Берлин пытался тогда изобразить миссию Радовица как германское посредничество в отношениях между Россией и Англией, а в конце апреля и в мае 1875 г. канцлер делал вид, будто настойчиво ищет путей сближения с Францией. Этот дипломатический маневр служил немецким политикам для того, чтобы развеять серьезно пугавший их призрак англо-русского союза и одновременно представить Францию как "неуступчивую" и "несговорчивую" державу, которая в конце концов способна довести Германию до войны. В конце апреля эти разговоры попытался возобновить германский представитель в Петербурге генерал Б. -Ф. Вердер. Но ему дали понять, что Россия готова защищать интересы Франции как свои собственные; что касается Германии, то ее положение иное: достаточно всего 15 дней, чтобы ее 500-тысячная армия оказалась под стенами Парижа; ей хватило бы и двух недель, чтобы взять французскую столицу, а через шесть недель Германия могла бы превратить две трети Франции в свои владения61 . Известный русский публицист Е. И. Утин, автор очерка "Вильгельм I и Бисмарк", писал тогда, что агрессивные устремления Германии очевидны; что в устах Бисмарка слова "оборонительная война" получают крайне растяжимый смысл и нет такого препятствия, которое помешало бы ему любую войну подвести под это понятие. "Оборона при посредстве наступательных действий" - таково кредо Бисмарка62 .
Для европейской стабильности Петербург считал необходимым возрождение Франции. Европа нуждается в "сильной Франции" - вот мнение Горчакова63 . Но Франция также не должна была угрожать стабильности. Определенные круги французской буржуазии, поскольку это вообще присуще буржуазии, питали более чем реваншистские настроения. "Шовинисты, глупость которых выходит за пределы всего дозволенного, вообразили, что Французская республика располагает в лице самодержавной России верным союзником, готовым во всякое время обнажить свой меч, чтобы помочь отвоевать Эльзас-Лотарингию"64 , - писал П. Лафарг о тогдашних настроениях некоторой части французского общества.

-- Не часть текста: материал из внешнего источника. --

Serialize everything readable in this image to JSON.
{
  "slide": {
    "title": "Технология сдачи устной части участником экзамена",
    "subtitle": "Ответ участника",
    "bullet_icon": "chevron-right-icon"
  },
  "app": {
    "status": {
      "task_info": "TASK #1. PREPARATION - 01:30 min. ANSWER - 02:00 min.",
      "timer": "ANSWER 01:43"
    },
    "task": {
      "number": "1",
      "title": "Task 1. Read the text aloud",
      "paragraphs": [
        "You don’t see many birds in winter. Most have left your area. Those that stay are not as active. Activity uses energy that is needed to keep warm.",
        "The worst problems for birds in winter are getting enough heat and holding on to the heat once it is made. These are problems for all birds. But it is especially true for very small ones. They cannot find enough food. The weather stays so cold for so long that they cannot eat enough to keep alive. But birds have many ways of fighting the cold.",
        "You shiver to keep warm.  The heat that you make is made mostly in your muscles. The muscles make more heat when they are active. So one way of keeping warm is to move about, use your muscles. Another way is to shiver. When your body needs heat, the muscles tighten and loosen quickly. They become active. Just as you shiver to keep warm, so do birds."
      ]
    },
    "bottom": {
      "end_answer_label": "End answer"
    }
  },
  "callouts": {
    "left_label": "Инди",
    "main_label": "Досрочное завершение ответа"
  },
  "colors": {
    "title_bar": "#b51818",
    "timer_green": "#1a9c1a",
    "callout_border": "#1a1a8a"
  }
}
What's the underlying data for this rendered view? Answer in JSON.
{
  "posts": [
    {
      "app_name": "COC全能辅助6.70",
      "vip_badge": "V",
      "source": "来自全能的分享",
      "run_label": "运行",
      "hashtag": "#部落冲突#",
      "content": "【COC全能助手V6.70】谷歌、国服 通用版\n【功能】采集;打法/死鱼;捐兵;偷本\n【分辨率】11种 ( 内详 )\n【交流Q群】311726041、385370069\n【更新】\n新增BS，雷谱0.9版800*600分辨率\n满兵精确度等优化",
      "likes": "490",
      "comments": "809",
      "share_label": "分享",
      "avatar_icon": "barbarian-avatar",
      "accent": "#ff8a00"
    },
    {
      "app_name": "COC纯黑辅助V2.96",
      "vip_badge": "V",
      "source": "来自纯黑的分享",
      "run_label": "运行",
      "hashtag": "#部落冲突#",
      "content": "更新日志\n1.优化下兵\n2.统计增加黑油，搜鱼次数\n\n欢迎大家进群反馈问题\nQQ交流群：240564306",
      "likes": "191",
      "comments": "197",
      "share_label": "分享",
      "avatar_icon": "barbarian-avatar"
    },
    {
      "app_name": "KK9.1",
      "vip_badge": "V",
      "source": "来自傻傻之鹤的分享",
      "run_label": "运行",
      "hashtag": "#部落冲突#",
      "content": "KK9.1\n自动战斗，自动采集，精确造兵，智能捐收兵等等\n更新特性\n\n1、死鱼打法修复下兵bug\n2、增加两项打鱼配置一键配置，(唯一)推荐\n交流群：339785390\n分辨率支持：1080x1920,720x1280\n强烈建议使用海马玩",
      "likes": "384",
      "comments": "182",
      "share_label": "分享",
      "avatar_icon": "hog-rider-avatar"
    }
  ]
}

Чтобы обеспечить себе поддержку Петербурга, Париж дал заверения, что французы хотят быть "вооруженными, быть сильными, но исключительно для упрочения, в согласии с Россией, мира". В подтверждение Франция брала на себя обязательство "ничего не делать иначе, как вместе с Россией и в согласии с ней"65 .
57 Там же, стр. 74 - 75.
58 Изложение его миссии см.: В. М. Хвостов. Франко-русский союз и его историческое значение. М. 1955, стр. 54.
59 H. Holborn. Bismarcks europaische Politik zu Beginn der 70-er Jahre und die Mission Radowitz. B. 1925, S. 140.
60 О. Бисмарк. Указ. соч., стр. 239.
61 "Красный архив", 1938, N 6, стр. 124.
62 Е. Утин. Из литературы и жизни. Т. П. СПБ. 1896, стр. 155.
63 P. Milza. Op. cit., p. 25.
64 П. Лафарг. Сочинения. Т. I. М. -Л. 1925, стр. 127.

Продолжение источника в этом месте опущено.